Psychiatric News December 3, 2004
Volume 39 Number 23
© 2004 American Psychiatric Association
p. 36
Can Luncheon Behavior Foretell Schizophrenia?
Joan Arehart-Treichel
Adolescents who exhibit less smiling, laughing, and talking while
lunching may later develop schizophrenia. An adolescent psychiatrist describes
the finding "amazing."
Could youngsters' behavior while eating lunch predict which ones will
develop schizophrenia? It sounds rather improbable, but perhaps, a study
reported in the November American Journal of Psychiatry suggests. The
study was headed by Jason Schiffman, Ph.D., an assistant professor of
psychology at the University of Hawaii at Manoa.
Some 9,000 children were born in a particular hospital in Copenhagen,
Denmark, between 1959 and 1961. In 1972, when the children were between 11 and
13 years of age, some 250 were selected for an investigation into the early
signs of schizophrenia. A number of these adolescents had a parent with
schizophrenia and thus were at high risk for developing the illness.
One aspect of the study consisted of videotaping the youngsters while
eating lunch to record their social behavior and neuromotor skills. Lunch
consisted of Danish open-face sandwiches constructed in layers and requiring
some motor skills to consume.
These adolescents were followed up in 1992, when they were between the ages
of 31 and 33, to determine whether any of them had been diagnosed with
schizophrenia or other psychiatric disorders.
Now Schiffman and his colleagues have used videotaped lunch behaviors from
some 150 of the adolescents to determine whether the social behavior and
neuromotor functioning of those who later developed schizophrenia differed
from those who later had no mental illness or another mental disorder.
The researchers found that the adolescents who later developed
schizophrenia had, on average, a lower total score on a sociability scale
including smiles, laughs, and vocalizations than did adolescents who developed
other kinds of psychopathology or remained free of mental disorder. Boys who
later developed schizophrenia scored, on average, higher on a neuromotor scale
consisting of involuntary facial movements, raised elbows, nystagmus-like eye
movements, and other abnormal movements than did boys who developed other
psychopathology or none.
In an accompanying editorial, Gabrielle Carlson, M.D., a child-adolescent
psychiatrist and professor of psychiatric and pediatrics at the State
University of New York at Stony Brook, wrote: "Prospective follow-up
studies are treasures.... That a videotape of a casual interaction can detect
children at risk for schizophrenia because they smile, laugh, and initiate
conversation less often than nonaffected peers is amazing...."
Fewer grins and chuckles and less chitchat, of course, are no guarantee
that youngsters will develop schizophrenia. They may have a naturally reticent
nature or perhaps suffer from another mental condition such as social anxiety.

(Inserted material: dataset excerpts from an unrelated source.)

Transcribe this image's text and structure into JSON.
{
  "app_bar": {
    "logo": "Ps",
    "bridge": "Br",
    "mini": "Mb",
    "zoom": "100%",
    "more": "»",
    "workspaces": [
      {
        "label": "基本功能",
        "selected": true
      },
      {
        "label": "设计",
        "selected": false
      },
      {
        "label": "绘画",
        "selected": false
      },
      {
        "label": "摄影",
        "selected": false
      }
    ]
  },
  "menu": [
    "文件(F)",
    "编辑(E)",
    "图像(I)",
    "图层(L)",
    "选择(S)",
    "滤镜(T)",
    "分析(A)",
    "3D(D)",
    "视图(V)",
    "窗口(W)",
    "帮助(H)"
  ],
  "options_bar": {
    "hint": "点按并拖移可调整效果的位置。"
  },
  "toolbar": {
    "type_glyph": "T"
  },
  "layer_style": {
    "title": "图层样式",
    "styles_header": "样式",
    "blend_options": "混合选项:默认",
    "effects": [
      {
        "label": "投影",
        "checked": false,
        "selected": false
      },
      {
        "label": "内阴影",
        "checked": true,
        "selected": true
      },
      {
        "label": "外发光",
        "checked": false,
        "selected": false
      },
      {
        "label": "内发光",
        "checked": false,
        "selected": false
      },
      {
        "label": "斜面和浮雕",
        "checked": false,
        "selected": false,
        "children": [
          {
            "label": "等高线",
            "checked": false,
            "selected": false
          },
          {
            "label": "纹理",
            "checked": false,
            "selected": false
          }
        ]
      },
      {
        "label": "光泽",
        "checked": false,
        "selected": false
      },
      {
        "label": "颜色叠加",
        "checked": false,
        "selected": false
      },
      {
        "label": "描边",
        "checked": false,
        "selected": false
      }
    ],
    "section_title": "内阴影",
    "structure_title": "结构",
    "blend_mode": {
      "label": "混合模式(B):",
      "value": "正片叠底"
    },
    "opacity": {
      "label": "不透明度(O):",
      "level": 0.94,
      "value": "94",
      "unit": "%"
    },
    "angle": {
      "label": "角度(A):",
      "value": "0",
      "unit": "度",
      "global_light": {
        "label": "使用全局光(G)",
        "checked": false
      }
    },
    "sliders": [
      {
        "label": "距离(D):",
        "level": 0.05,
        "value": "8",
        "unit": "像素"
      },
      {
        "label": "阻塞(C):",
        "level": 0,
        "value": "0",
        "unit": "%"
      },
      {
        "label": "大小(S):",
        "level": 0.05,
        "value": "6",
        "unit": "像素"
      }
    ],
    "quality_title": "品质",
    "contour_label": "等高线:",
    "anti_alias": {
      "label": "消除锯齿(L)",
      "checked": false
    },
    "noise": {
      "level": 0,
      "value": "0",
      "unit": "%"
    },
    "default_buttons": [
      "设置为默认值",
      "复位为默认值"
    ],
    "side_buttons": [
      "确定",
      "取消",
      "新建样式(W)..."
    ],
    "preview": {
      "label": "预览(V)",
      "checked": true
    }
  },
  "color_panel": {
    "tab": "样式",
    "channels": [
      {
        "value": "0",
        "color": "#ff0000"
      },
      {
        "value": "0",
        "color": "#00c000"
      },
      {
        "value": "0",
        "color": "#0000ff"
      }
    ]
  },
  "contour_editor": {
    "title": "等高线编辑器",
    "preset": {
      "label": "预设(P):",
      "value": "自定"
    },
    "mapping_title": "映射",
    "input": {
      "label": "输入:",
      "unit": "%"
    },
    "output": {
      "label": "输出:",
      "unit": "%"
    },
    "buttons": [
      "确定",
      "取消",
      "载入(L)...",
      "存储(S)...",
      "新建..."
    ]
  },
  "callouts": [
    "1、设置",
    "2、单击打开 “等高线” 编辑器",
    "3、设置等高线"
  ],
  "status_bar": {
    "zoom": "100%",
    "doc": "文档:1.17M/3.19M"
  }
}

"Depression and pervasive developmental disorder can also dampen
expressions of happiness and volubility in youth," Carlson told
Psychiatric News.
So what is needed at this juncture, she said, is further research to
examine the sensitivity and specificity of these findings and whether they
might be used in conjunction with teacher ratings and parent ratings to
identify youth at high risk of schizophrenia. However, "I am not aware
of any studies of this nature being done," she said.
Schiffman and his coworkers are conducting another study that should
further reveal whether adolescent lunch behaviors might predict schizophrenia.
The project, he explained to Psychiatric News, "is a more
in-depth analysis of the youth from the current study combining various
neurological measures of functioning to increase the predictive ability to
detect schizophrenia. In addition to the videotaping conducted for this
report, various other indices of neurological functioning were gathered. We
anticipate that by combining these predictors, we might not only learn more
about the neurodevelopmental basis of schizophrenia, but also gain clinically
predictive utility among youth at genetic risk for schizophrenia."
The study was funded by the National Institute of Mental Health.
The study, "Childhood Videotaped Social and Neuromotor
Precursors of Schizophrenia: A Prospective Investigation," is posted
online at
<http://ajp.psychiatryonline.org/cgi/content/full/161/11/2021?>.
Am J Psychiatry 2004 161 2021[Abstract/Free Full Text]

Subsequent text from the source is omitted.